Q: You write about people who make a living as human guinea pigs, going from one medical trial to another and getting paid for it. Wouldn’t that mess up the data, all the drugs they are taking?

A: I don’t know. I think what the pharmaceutical companies would say — though I’ve never actually  asked — is that these are safety trials, so they are just looking at basic things [like whether or not it does harm]. As long as there is a long enough washout between trials, one shouldn’t interfere with another.

When I give talks about this, that’s always a question that some pharmacologist in the audience asks. What bothers them is the quality of the data. What *should* bother them is the exploitation of the poor, but, no, let’s talk about data.

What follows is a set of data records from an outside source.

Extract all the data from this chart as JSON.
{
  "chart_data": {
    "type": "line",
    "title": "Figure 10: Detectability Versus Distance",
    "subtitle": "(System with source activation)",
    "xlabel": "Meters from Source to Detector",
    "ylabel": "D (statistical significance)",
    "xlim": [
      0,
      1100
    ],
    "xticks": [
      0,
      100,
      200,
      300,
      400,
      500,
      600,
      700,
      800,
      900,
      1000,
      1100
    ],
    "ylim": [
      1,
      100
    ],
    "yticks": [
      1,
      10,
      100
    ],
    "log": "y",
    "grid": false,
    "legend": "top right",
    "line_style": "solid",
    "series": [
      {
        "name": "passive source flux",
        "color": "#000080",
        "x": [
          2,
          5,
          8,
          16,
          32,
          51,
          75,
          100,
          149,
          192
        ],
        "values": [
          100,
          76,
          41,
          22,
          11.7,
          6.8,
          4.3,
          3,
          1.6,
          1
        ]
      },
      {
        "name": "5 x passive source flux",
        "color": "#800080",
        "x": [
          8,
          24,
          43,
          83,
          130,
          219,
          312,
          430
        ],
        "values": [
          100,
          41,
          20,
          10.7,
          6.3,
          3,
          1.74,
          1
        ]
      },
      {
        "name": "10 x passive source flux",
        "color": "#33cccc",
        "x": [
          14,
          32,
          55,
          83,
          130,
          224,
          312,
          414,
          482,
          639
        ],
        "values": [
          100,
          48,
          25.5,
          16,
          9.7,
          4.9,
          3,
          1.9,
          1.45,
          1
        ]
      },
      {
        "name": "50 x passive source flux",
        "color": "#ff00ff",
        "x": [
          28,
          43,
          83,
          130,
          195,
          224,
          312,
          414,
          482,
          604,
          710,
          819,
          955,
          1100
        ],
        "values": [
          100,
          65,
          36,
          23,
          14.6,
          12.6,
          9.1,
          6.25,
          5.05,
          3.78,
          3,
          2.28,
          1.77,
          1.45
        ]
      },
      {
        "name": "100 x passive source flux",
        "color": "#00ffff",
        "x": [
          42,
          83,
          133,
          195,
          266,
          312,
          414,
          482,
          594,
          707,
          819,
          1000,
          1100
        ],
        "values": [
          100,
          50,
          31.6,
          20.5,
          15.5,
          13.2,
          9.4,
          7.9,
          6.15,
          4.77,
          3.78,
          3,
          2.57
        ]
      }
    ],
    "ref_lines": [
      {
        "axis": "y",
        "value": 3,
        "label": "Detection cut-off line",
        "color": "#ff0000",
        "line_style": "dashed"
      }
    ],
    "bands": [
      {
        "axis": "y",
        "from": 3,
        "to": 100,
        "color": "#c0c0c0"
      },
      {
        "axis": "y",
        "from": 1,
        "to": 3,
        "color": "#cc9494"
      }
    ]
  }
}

Q: You wrote a fascinating article [excerpt] for the New Yorker about a sociopathic doctor named Colin Bouwer who faked his biography and killed his wife. Do you think there’s something about being a doctor that makes a person more likely than others to be sociopathic?

A: Not sociopathic, but narcissistic that’s for sure. I don’t think anyone would disagree, except maybe doctors! I think it has to do with the fact that from a very young age, you are told how brilliant you are and how being a doctor elevates you over ordinary mortals. If you are told that often enough, you start to believe it.